One common entity that is always present when you look up at the clear night sky is the moon. Considered as a satellite of the planet Earth, the Moon has been a single constant ball of white, which many have stared upon. In fact, man has been able to even step foot on it. However, astronomers and scientists have come to the conclusion recently that the Moon may not be solitary; in fact, Earth may have 2 more, taking the total count to 3. These two new moons have been called as ghost moons by the astronomers in Hungary.
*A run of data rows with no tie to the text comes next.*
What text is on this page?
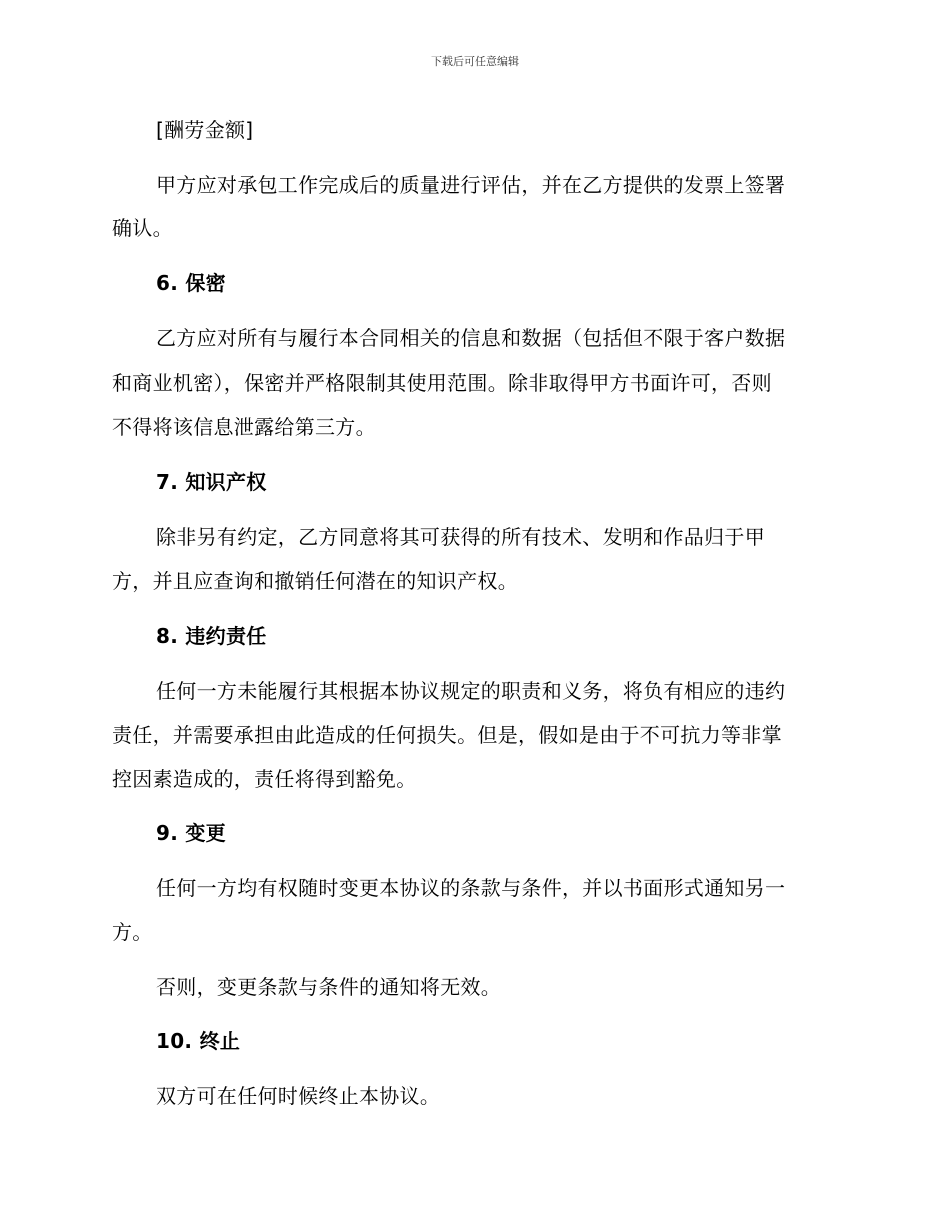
下载后可任意编辑
[酬劳金额]
甲方应对承包工作完成后的质量进行评估，并在乙方提供的发票上签署
确认。
6. 保密
乙方应对所有与履行本合同相关的信息和数据（包括但不限于客户数据
和商业机密），保密并严格限制其使用范围。除非取得甲方书面许可，否则
不得将该信息泄露给第三方。
7. 知识产权
除非另有约定，乙方同意将其可获得的所有技术、发明和作品归于甲
方，并且应查询和撤销任何潜在的知识产权。
8. 违约责任
任何一方未能履行其根据本协议规定的职责和义务，将负有相应的违约
责任，并需要承担由此造成的任何损失。但是，假如是由于不可抗力等非掌
控因素造成的，责任将得到豁免。
9. 变更
任何一方均有权随时变更本协议的条款与条件，并以书面形式通知另一
方。
否则，变更条款与条件的通知将无效。
10. 终止
双方可在任何时候终止本协议。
Well, the other two moons cannot really be considered as a conventional moon because it doesn’t have the characteristic round shape. They are more of dust clouds that orbit the Earth, at a speed almost similar to the moon. It is also situated at an approximate distance of 275,000 km which is again pretty close to our white and round satellite. These dust trails were first discovered almost 60 Years ago, by an astronomer from Poland, Mr. Kazimierz Kordylewski, who saw it as patches of light. However, it was not very distinct, rejecting the idea of it being a moon then and was given the nomenclature of Kordylewski clouds.
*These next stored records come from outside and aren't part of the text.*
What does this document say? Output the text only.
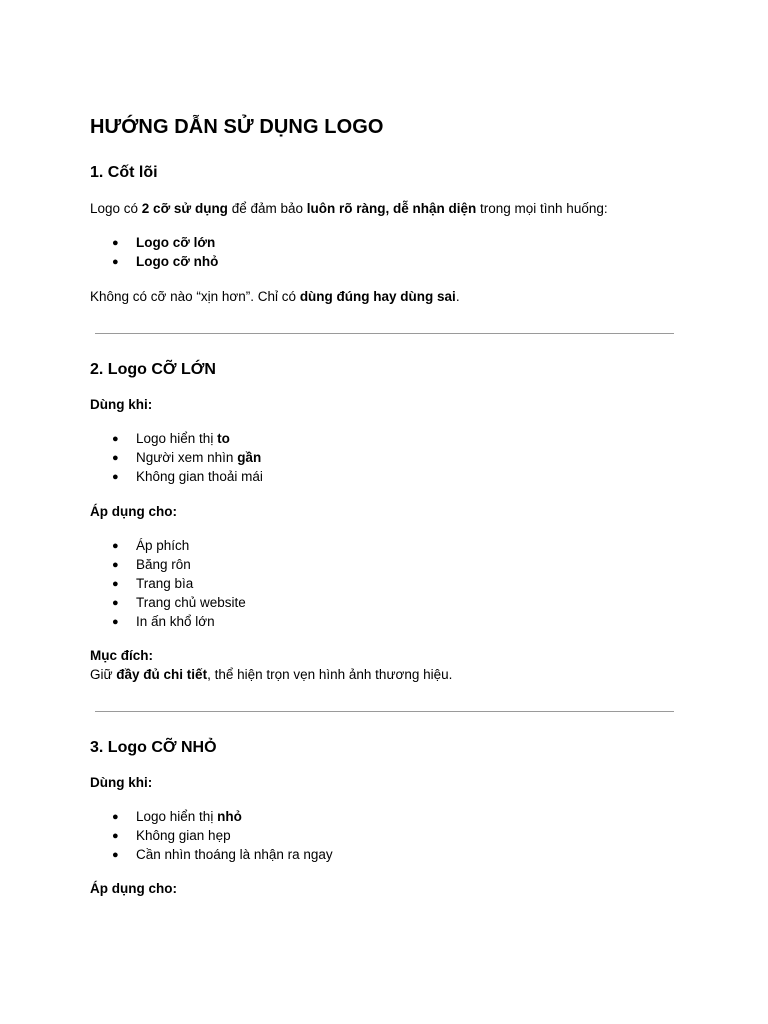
HƯỚNG DẪN SỬ DỤNG LOGO
1. Cốt lõi
Logo có 2 cỡ sử dụng để đảm bảo luôn rõ ràng, dễ nhận diện trong mọi tình huống:
● Logo cỡ lớn
● Logo cỡ nhỏ
Không có cỡ nào “xịn hơn”. Chỉ có dùng đúng hay dùng sai.
2. Logo CỠ LỚN
Dùng khi:
● Logo hiển thị to
● Người xem nhìn gần
● Không gian thoải mái
Áp dụng cho:
● Áp phích
● Băng rôn
● Trang bìa
● Trang chủ website
● In ấn khổ lớn
Mục đích:
Giữ đầy đủ chi tiết, thể hiện trọn vẹn hình ảnh thương hiệu.
3. Logo CỠ NHỎ
Dùng khi:
● Logo hiển thị nhỏ
● Không gian hẹp
● Cần nhìn thoáng là nhận ra ngay
Áp dụng cho:
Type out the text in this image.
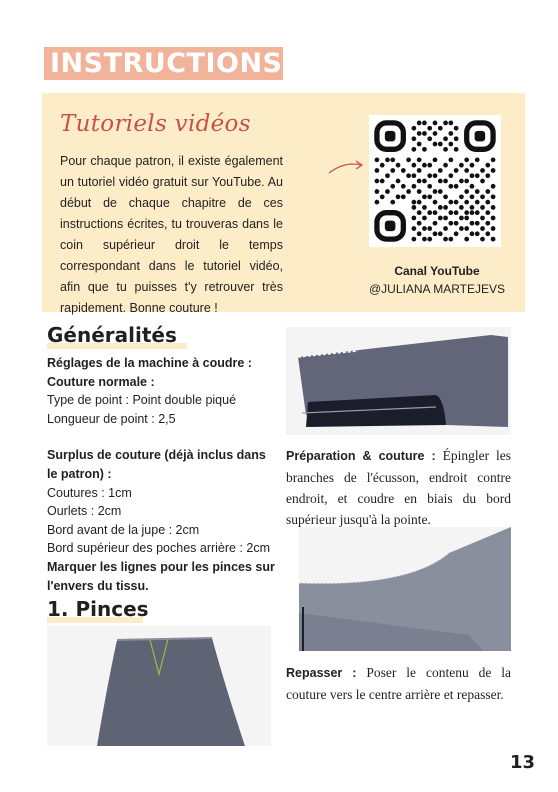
INSTRUCTIONS
Tutoriels vidéos
Pour chaque patron, il existe également un tutoriel vidéo gratuit sur YouTube. Au début de chaque chapitre de ces instructions écrites, tu trouveras dans le coin supérieur droit le temps correspondant dans le tutoriel vidéo, afin que tu puisses t'y retrouver très rapidement. Bonne couture !
Canal YouTube
@JULIANA MARTEJEVS
Généralités
Réglages de la machine à coudre :
Couture normale :
Type de point : Point double piqué
Longueur de point : 2,5
Surplus de couture (déjà inclus dans le patron) :
Coutures : 1cm
Ourlets : 2cm
Bord avant de la jupe : 2cm
Bord supérieur des poches arrière : 2cm
Marquer les lignes pour les pinces sur l'envers du tissu.
1. Pinces
Préparation & couture : Épingler les branches de l'écusson, endroit contre endroit, et coudre en biais du bord supérieur jusqu'à la pointe.
Repasser : Poser le contenu de la couture vers le centre arrière et repasser.
13
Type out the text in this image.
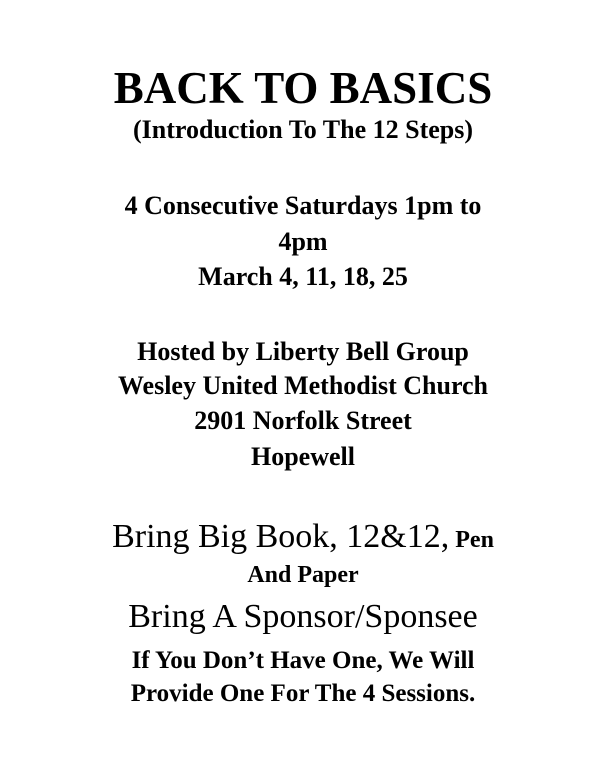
BACK TO BASICS
(Introduction To The 12 Steps)
4 Consecutive Saturdays 1pm to
4pm
March 4, 11, 18, 25
Hosted by Liberty Bell Group
Wesley United Methodist Church
2901 Norfolk Street
Hopewell
Bring Big Book, 12&12, Pen
And Paper
Bring A Sponsor/Sponsee
If You Don’t Have One, We Will
Provide One For The 4 Sessions.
The topic has been reopened recently when two Hungarian astronomers, Gabor Horvath, and Judit could see these dust clouds more distinctly using a more advanced telescope in an observatory in Hungary. These dust clouds were present in specific regions in front and behind the moon, being comparable to dust trials around a car on a dusty road. There are areas called Lagrange Points, where the gravitational pull of the Earth and the Moon cancel each other and any dust and gas that enters this zone remains there for a really long time. The next question that arises is how long. There is no definite answer to that though the dust clouds that are being compared to Moon have been there at least for the past 60 Years. These clouds are pretty transient and keep changing over centuries, astronomers feel.